As hazardous as a 60-90 day voyage across 3,000 miles of open ocean was in those days, it appears that of those who embarked, all arrived safely in New Amsterdam by June,1662. Willem, and brother, Harmen, with wife, Willempje and their two children, Jannetje and Reynier, had left Holland March 24th aboard the ship "De Trouw(faith)". By this time, however, the problems in the recorders offices had reached a crisis requiring a solution, thereafter provided by Stuyvesant's provision that everyone, especially new arrivals, "attach a 'surname' after their patronym". The brothers thus became Willem and Harmen Jans "van Borculo", or "Van Borkeloo", or "burgiloe", or one of the many other facsimiles. Most of these clerical references to our immigrant ancestors appear phonetically similar while some are mystifyingly bizarre. The gubernatorial edict must have specified or intimated utilizing a "home town" or "place of navity", because the brothers used Borculo instead of the surname their ancestors had been carrying for six centuries or more, . .Lubberdinck. Obviously, the patronymic protocol of the day, especially among Dutch, Danish and Scandinavian groups, superceded any contemporary habit of using surnames.

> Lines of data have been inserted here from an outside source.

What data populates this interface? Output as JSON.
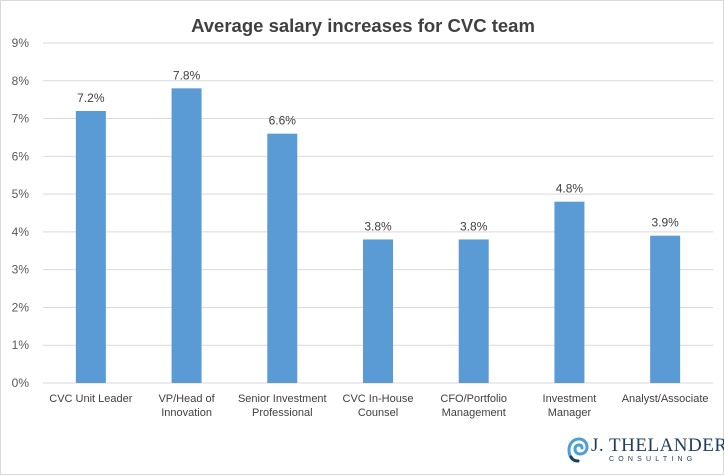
{
  "chart_data": {
    "type": "bar",
    "title": "Average salary increases for CVC team",
    "categories": [
      [
        "CVC Unit Leader"
      ],
      [
        "VP/Head of",
        "Innovation"
      ],
      [
        "Senior Investment",
        "Professional"
      ],
      [
        "CVC In-House",
        "Counsel"
      ],
      [
        "CFO/Portfolio",
        "Management"
      ],
      [
        "Investment",
        "Manager"
      ],
      [
        "Analyst/Associate"
      ]
    ],
    "values": [
      7.2,
      7.8,
      6.6,
      3.8,
      3.8,
      4.8,
      3.9
    ],
    "data_labels": [
      "7.2%",
      "7.8%",
      "6.6%",
      "3.8%",
      "3.8%",
      "4.8%",
      "3.9%"
    ],
    "y_ticks": [
      "0%",
      "1%",
      "2%",
      "3%",
      "4%",
      "5%",
      "6%",
      "7%",
      "8%",
      "9%"
    ],
    "ylim": [
      0,
      9
    ],
    "grid": true,
    "legend": "none",
    "bar_color": "#5b9bd5",
    "grid_color": "#d9d9d9"
  },
  "logo": {
    "name": "J. THELANDER",
    "subtitle": "CONSULTING",
    "color": "#1f3d5c",
    "accent": "#4a9fd4"
  }
}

In 1664, the British seized New Amsterdam from the Dutch, and renamed it New York. The British had already been using surnames for centuries and so the practice continued. Although many Dutch began drifting into New Jersey, they did not often revert to using patronyms, thus maintaining a continuum of fairly reliable and trackable records. Even after the Dutch retook New York from the British in 1673, the patronymic practice was not revived there. However, spelling variations, or alliterations, caused by English clerks trying to interpret ethnic accents, or "Anglicizing", thereafter provided a whole new set of problems for the researchers of these lines. The variations of Borculo found in research may, in fact, represent the "greatest number of legitimate variations discovered or formed from any single original surname". To date, there have been over 300 variations found in early researching(pre-1840), with a mathematical capability of thousands of phonetic variations possible. Only 25 different spellings remain extant across America today, as determined by utilizing just the white pages and the Social Security Death Index as primary sources.